Goodbye Minnesota

We’re well into spring here in Lincoln, Nebraska, and yet the days have had more common with late fall/early winter than what you’d normally associate with April. You know: drab, dreary, grey, and cold.

Personally, I’m loving it, and it seems incredibly appropriate that now is the time that more details concerning Goodbye Minnesota, the debut full-length from The Declining Winter, would surface. The Declining Winter, if you’ll remember, is the solo project of Richard Adams, one of the founding members of the mighty Hood.

If Chris Adams’ Bracken represents the glitchier, more electronic side of Hood’s music, then The Declining Winter represents the band’s softer, more pastoral and autumnal side, a la The Cycle of Days and Seasons: think music for long, twilit walks through fields under a grey autumn sky, sipping tea while a cold fall rain rumbles around outside, or poking around in disused ruins in the middle of nowhere.

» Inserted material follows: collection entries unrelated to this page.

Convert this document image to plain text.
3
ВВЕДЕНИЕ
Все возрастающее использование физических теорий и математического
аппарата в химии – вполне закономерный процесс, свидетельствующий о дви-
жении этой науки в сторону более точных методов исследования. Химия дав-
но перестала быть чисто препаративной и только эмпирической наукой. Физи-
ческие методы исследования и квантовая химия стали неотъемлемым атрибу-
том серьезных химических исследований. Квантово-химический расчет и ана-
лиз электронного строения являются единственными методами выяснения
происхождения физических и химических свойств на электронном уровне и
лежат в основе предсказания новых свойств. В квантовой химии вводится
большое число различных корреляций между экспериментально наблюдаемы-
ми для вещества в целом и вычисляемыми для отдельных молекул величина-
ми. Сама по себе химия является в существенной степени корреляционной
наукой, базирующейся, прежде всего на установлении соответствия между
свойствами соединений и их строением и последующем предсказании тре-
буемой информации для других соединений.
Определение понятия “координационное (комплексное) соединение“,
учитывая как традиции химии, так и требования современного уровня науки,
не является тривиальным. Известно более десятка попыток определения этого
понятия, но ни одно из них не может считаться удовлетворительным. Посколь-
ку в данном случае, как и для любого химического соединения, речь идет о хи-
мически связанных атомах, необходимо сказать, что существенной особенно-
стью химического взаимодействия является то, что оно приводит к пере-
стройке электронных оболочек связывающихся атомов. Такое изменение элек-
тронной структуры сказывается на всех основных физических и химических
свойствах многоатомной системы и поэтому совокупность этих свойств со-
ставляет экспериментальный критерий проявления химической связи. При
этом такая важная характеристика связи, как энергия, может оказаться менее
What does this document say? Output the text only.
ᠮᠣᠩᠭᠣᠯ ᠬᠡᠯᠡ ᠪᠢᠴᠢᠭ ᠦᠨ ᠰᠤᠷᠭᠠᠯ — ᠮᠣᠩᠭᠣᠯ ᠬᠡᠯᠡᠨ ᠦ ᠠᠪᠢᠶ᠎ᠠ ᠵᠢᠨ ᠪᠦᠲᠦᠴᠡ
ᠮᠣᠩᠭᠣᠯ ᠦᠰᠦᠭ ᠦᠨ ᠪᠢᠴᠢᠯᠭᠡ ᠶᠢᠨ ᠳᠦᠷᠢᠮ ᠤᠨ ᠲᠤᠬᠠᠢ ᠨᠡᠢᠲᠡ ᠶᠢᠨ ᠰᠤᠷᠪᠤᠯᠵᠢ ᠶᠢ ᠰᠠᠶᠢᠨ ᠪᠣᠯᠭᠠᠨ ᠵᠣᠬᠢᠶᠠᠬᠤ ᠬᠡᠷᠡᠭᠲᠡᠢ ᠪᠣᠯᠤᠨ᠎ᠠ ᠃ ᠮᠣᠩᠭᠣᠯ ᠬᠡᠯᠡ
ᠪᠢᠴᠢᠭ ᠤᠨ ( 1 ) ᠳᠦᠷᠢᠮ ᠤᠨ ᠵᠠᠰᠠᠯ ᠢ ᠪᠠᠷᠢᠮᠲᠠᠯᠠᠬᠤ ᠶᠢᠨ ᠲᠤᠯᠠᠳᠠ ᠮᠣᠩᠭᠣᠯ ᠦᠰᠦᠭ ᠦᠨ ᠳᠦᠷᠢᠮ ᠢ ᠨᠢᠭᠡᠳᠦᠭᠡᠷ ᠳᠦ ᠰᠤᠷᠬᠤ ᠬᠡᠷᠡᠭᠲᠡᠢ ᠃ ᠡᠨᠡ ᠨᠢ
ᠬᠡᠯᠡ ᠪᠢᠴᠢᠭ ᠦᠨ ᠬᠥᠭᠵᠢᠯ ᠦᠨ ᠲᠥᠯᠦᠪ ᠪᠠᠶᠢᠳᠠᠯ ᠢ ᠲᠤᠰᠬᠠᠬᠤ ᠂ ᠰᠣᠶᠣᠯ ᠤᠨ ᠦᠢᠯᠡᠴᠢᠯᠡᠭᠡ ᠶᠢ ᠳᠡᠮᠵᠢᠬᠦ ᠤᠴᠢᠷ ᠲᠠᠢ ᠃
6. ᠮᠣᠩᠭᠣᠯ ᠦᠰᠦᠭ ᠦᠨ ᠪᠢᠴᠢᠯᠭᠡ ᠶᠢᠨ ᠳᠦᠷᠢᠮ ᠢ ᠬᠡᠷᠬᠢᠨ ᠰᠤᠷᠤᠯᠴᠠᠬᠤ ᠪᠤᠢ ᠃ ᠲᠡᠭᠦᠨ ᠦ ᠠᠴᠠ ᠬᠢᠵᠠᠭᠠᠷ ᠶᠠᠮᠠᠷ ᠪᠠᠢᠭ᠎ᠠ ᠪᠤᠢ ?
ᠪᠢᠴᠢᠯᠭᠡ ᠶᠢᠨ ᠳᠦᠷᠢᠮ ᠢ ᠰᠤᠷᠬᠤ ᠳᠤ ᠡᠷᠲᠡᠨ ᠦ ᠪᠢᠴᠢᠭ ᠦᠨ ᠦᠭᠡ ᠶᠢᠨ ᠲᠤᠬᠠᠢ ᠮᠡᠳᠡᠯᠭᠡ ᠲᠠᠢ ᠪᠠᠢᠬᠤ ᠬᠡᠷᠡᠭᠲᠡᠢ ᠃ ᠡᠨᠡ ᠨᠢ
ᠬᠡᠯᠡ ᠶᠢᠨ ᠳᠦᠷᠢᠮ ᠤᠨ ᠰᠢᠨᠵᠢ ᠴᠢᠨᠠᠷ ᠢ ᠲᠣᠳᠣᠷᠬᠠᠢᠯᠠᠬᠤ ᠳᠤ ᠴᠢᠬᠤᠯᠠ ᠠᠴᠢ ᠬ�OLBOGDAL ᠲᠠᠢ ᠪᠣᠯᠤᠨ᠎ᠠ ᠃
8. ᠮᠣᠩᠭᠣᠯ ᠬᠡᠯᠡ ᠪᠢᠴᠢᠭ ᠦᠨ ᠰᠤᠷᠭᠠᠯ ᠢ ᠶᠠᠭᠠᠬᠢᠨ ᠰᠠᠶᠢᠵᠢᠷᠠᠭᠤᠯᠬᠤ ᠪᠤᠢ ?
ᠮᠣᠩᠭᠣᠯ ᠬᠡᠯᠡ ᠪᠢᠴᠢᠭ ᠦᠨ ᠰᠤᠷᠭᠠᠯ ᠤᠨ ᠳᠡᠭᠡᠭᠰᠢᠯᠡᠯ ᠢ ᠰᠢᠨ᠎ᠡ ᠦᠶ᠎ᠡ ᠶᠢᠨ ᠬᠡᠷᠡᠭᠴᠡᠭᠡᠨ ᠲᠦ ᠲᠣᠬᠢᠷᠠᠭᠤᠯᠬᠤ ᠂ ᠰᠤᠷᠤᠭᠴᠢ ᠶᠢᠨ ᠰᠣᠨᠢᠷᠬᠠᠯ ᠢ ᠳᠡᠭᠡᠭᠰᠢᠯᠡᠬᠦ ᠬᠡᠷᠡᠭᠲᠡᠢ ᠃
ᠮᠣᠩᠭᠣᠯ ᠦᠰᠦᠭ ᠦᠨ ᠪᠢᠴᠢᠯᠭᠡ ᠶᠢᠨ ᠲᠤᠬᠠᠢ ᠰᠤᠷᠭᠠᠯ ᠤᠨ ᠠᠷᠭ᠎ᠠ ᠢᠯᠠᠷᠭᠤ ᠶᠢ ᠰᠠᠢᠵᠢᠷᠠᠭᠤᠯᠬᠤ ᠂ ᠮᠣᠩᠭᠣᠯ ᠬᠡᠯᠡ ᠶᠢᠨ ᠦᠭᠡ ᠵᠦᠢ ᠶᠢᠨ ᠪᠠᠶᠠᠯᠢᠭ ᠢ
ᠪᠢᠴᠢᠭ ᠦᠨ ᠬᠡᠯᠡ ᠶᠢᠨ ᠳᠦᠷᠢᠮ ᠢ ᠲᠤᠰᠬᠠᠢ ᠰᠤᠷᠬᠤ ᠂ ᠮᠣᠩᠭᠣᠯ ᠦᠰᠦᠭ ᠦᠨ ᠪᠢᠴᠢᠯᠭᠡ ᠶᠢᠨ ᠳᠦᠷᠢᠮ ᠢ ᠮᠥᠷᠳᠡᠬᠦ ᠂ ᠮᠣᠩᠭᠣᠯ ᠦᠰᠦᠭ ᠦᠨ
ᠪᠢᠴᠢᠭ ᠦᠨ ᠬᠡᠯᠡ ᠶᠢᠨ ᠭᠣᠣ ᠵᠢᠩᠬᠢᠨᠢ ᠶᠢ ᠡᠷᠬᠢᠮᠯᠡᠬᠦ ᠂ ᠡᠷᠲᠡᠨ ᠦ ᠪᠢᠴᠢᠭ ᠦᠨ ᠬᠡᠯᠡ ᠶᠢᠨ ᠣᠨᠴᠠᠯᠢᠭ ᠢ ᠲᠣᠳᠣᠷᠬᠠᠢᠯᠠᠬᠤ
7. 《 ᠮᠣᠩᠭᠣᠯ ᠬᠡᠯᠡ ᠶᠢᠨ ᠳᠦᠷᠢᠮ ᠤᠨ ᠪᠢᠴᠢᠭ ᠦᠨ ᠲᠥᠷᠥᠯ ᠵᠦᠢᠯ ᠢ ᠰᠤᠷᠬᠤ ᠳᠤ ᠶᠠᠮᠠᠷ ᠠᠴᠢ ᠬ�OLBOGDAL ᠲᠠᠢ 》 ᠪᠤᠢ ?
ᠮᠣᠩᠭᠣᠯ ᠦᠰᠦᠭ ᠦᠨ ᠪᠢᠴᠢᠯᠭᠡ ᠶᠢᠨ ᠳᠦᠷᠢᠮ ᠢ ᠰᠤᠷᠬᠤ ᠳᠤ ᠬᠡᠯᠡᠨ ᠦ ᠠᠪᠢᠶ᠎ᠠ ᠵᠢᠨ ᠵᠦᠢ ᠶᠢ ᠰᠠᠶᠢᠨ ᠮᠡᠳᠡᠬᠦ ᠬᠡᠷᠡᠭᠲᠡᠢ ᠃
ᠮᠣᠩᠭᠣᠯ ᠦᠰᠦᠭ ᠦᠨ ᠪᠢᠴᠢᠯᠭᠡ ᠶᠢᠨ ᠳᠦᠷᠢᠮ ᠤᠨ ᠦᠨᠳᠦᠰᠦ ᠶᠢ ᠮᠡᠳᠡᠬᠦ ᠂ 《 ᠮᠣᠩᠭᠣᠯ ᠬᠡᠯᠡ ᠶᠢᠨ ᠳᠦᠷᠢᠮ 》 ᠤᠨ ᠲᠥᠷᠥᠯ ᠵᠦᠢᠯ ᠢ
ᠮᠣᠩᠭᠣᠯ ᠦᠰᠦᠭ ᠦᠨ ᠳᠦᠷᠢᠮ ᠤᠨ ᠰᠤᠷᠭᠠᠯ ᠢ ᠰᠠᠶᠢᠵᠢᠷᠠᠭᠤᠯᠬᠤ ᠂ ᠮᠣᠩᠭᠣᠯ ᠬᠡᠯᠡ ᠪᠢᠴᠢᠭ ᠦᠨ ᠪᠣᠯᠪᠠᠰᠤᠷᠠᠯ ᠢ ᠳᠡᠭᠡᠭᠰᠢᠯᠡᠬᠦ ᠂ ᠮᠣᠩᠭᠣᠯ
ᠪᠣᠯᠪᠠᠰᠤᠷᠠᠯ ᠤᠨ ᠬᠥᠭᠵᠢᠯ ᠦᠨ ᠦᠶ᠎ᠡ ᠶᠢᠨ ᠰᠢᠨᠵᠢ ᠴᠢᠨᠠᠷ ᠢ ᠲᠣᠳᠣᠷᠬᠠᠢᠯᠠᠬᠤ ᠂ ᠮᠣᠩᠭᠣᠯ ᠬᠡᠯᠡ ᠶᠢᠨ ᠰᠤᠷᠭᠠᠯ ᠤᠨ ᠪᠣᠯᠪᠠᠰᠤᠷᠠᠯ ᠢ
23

Or, as Rusted Rail describes it, ghostly songs filled with absence, longing and seasonally affected melodies — the sound of cassette tapes spilling out of the glovebox of a 1970’s Datsun Sunny somewhere in the north of England, captured on Super 8 film.

Goodbye Minnesota comes out on Rusted Rail on May 5. Preorders are now available, and the first 50 preorders will come with an exclusive Declining Winter badge and postcard.